Many amateur or recreational golfers reach a point in their irons where they just can’t seem to get any more distance. The problem with longer irons is that they have low lofts and unless you can generate higher club speeds as you go from a 5i to a 4i or a 4i to a 3i, you will not be able to get the ball up in the air, i.e., create an acceptable trajectory where you will have increased carry distances. Therefore, you are not likely to see an increase in distance. Hybrids have characteristics that enable the golfer to create or restore more appropriate gaps between their long irons.
Let’s look at some of the characteristics of a hybrid club so we can get a better sense of why you might want to think about trying hybrids, if you have not yet done this. Or if you have hybrids, you might want to consider adding more hybrids to your current bag. The big question is, of course, why are hybrids easier to hit than an iron. To answer this question, we must look at the design of a hybrid compared to the design of an iron. A hybrid head is much deeper from the face to the very back of the club. In an iron, the distance is much less from front to back. The increased distance in a hybrid allows the club designer to place the center of gravity deeper in the body of the club. A club that has a deeper center of gravity will launch the ball much higher than a club where the center of gravity is much closer to the face, as it is in an iron. Even in a game improvement iron with a wide sole and good perimeter weighting, this design will not hit the ball as high as a hybrid will. The location of the center of gravity of a clubhead is very important when it comes to the launch angle of the ball. If we consider what is going on at impact with a long iron, it will help us to understand the importance of center of gravity (COG). In a long iron, or for that matter, any iron, the clubhead is traveling down toward the ball, i.e., a negative angle of attack (AOA). With this negative AOA combined with the low loft of the clubhead and a COG close to the face of the club, it is not hard to understand that it is difficult to get the ball airborne. With a hybrid, with the same loft as the iron, the AOA is still down but it not as steep as an iron. This combined with a COG much further away from the face, deeper in the body of the club, it becomes much easier to produce a higher, preferable launch angle, yielding a much higher ball flight.

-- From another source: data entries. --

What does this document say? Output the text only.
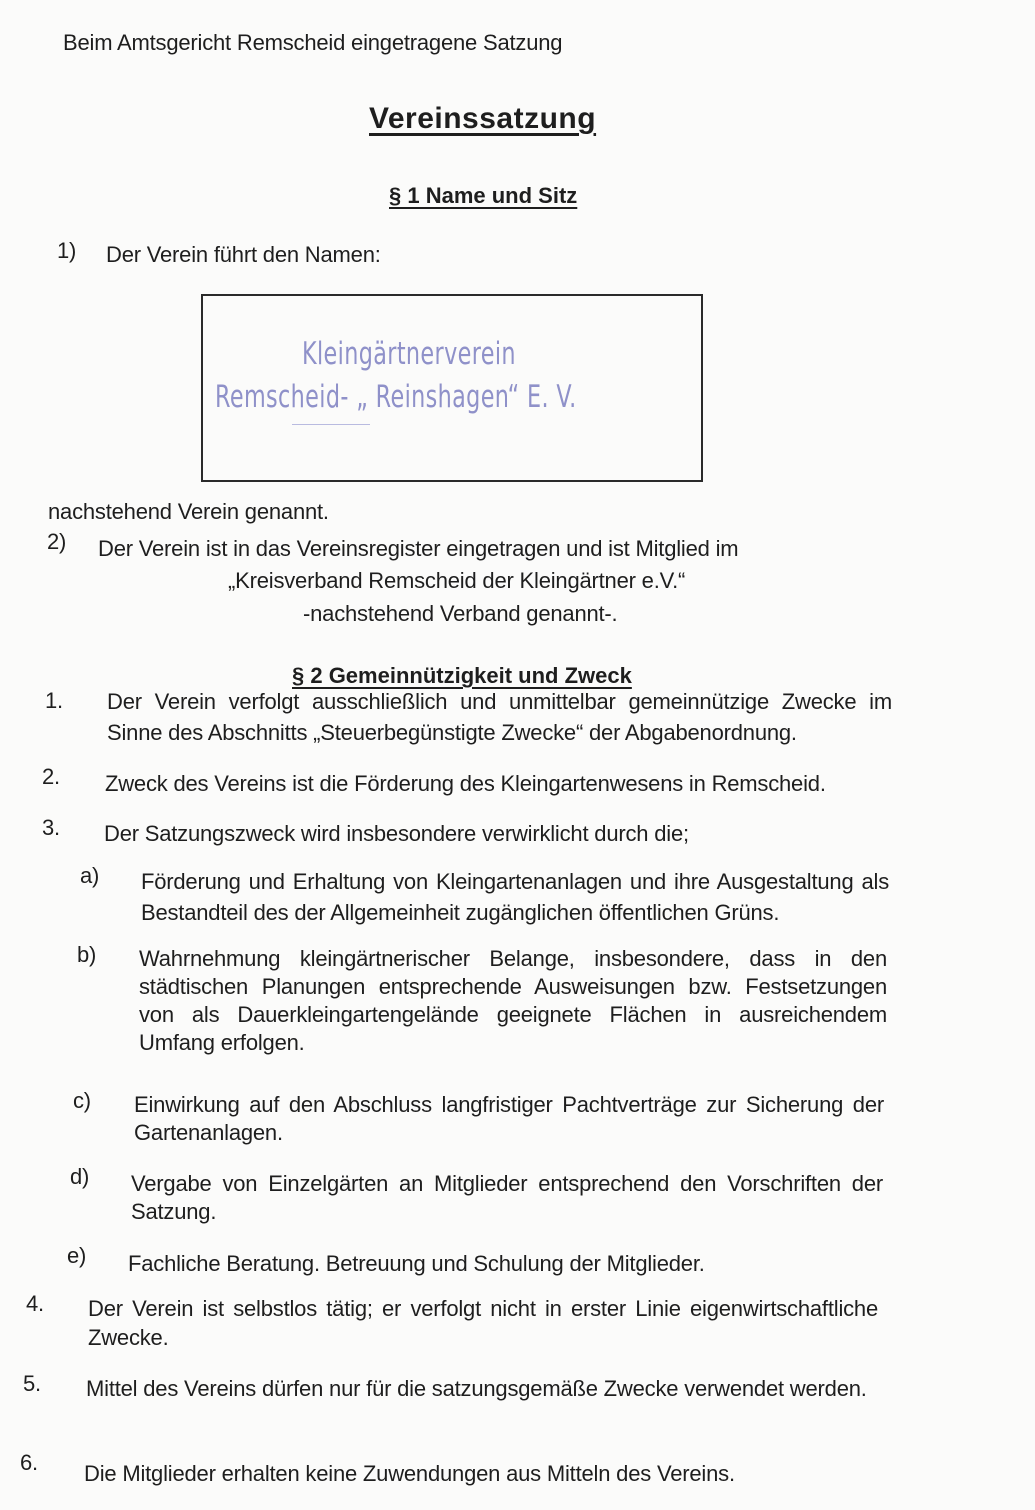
Beim Amtsgericht Remscheid eingetragene Satzung
Vereinssatzung
§ 1 Name und Sitz
1) Der Verein führt den Namen:
Kleingärtnerverein
Remscheid- „ Reinshagen“ E. V.
nachstehend Verein genannt.
2) Der Verein ist in das Vereinsregister eingetragen und ist Mitglied im
„Kreisverband Remscheid der Kleingärtner e.V.“
-nachstehend Verband genannt-.
§ 2 Gemeinnützigkeit und Zweck
1. Der Verein verfolgt ausschließlich und unmittelbar gemeinnützige Zwecke im Sinne des Abschnitts „Steuerbegünstigte Zwecke“ der Abgabenordnung.
2. Zweck des Vereins ist die Förderung des Kleingartenwesens in Remscheid.
3. Der Satzungszweck wird insbesondere verwirklicht durch die;
a) Förderung und Erhaltung von Kleingartenanlagen und ihre Ausgestaltung als Bestandteil des der Allgemeinheit zugänglichen öffentlichen Grüns.
b) Wahrnehmung kleingärtnerischer Belange, insbesondere, dass in den städtischen Planungen entsprechende Ausweisungen bzw. Festsetzungen von als Dauerkleingartengelände geeignete Flächen in ausreichendem Umfang erfolgen.
c) Einwirkung auf den Abschluss langfristiger Pachtverträge zur Sicherung der Gartenanlagen.
d) Vergabe von Einzelgärten an Mitglieder entsprechend den Vorschriften der Satzung.
e) Fachliche Beratung. Betreuung und Schulung der Mitglieder.
4. Der Verein ist selbstlos tätig; er verfolgt nicht in erster Linie eigenwirtschaftliche Zwecke.
5. Mittel des Vereins dürfen nur für die satzungsgemäße Zwecke verwendet werden.
6. Die Mitglieder erhalten keine Zuwendungen aus Mitteln des Vereins.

Another benefit that hybrids have over irons is “gear effect”. Gear effect is the reaction the ball and club have on an off center hit. For example, if you are hitting a driver and the impact is center face but towards the toe, the clubhead will tend to rotate in a clockwise manner. The ball, however, will tend to want to rotate in a counter clockwise direction. This results in a ball flight that may start to the right but will then start to move to the left, creating a draw situation. Gear effect is only possible when (1) the impact is off center and (2) the club’s center of gravity is well back from the clubface. So, gear effect is prominent in drivers, woods, and hybrids. Gear effect becomes a forgiveness factor when having the hybrids vs. irons conversation. Given that the COG is very close to the face of an iron, gear effect is virtually non-existent in irons. With a hybrid we know that with an impact toward the toe, the ball will maybe start a bit to the right but will then start to move to the left, because of the effect gear effect has on the spin axis. In an iron no such thing occurs. When you hit out on the toe of an iron, you will lose distance and the ball flight will likely tend to go to the right as the clubface begins to open as a result of the impact position. No amount of perimeter weighting can compensate for this. This type of gear effect is called horizontal gear effect. There is also vertical gear effect happening on impact which may be center of the face but above or below the center of the club. When a hybrid is struck above the center of the face, the launch angle goes up, but the spin rate comes down, resulting in a ball flight where you may not see much of a loss in distance. But with an iron, if impact is high on the face, you simply lose distance.
There is no doubt that hybrids have a definite forgiveness factor over irons because of both horizontal and vertical gear effect. Still there are those who hit their irons with precision and would not give up their irons, and that is great for them. The purpose of this article is to provide information to those who might be struggling with their irons. We are all different and what we need to get a little better at this game is unique to all of us. My best advice is to suggest you get tested by a professional clubfitter to see if hybrids might be an answer for you.